The eighth unit introduces the perspective of revealed religion, which radically criticizes any and all human attempts to achieve or even understand justice by unaided reason. Students will read excerpts from Genesis and Exodus as well as The Gospel According to St. Matthew.


Finally, the ninth unit of the course allows students to use what they have learned to examine contemporary cultural, political, and theoretical issues. Here we consider the question of whether modern liberal principles should be extended into the private sphere, and we take up issues concerning the extension of liberal democracy throughout the world. Readings include works by Simone de Beauvoir, Susan Okin, Francis Fukuyama, Samuel Huntington, and Benjamin Barber. We also consider the question of cultural relativism, by reading works by Allan Bloom and Richard Rorty.


We close the course with general reflections on the question of justice. Typically included here, a reading of Shakespeare’s The Tempest or Melville’s Billy Budd allows for reflection on the question of human nature and political rule.
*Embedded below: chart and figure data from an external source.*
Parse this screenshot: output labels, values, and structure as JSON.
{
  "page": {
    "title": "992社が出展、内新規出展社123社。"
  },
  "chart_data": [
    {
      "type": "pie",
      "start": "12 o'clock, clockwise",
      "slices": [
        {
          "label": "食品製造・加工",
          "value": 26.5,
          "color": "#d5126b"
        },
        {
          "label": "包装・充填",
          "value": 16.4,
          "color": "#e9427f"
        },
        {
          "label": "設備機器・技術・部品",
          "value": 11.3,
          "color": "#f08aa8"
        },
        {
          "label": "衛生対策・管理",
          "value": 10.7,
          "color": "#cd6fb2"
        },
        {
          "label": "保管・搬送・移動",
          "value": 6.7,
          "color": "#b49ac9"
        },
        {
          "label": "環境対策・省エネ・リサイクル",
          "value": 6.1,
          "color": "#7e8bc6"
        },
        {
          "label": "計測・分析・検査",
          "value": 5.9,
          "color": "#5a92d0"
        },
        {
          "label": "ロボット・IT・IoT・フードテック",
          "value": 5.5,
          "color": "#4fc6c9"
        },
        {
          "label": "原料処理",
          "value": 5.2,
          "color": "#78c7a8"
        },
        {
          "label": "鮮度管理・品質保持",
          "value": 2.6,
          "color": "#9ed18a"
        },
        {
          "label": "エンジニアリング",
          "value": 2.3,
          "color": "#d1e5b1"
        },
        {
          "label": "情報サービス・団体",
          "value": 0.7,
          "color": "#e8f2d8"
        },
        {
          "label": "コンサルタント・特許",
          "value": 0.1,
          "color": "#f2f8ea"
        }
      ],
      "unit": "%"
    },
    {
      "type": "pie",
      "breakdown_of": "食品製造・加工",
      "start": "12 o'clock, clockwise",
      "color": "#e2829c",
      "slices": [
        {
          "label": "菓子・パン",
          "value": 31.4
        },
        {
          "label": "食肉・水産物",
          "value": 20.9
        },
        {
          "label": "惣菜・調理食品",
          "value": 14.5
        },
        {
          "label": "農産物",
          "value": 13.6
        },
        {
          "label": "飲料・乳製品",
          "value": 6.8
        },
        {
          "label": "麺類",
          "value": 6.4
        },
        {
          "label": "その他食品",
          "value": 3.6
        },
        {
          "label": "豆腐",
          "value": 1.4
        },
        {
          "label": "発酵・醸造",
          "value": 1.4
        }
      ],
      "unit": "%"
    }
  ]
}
Throughout the course, readings are juxtaposed so as to present diverse and sometimes sharply conflicting points of view. So that students may prepare adequately for each class, assignments from the common syllabus tend to be short. The course, an ongoing seminar that explores great issues, is designed to develop analytical skills, especially careful reading and effective discussion. Six to eight brief, analytical papers are assigned and carefully graded (for grammar and style as well as intellectual content). Instructors discuss the papers individually with students. Thus, this is also a“writing course” as well as one devoted to thinking and discussion. The papers typically account for 60 percent of the course grade, with the remainder dependent on class participation and the final examination.


On the first day of class of each term, every student receives a syllabus listing the assignments by date, due dates of the short papers, examination dates, and all other information that will enable the student to know what is expected in the course and when.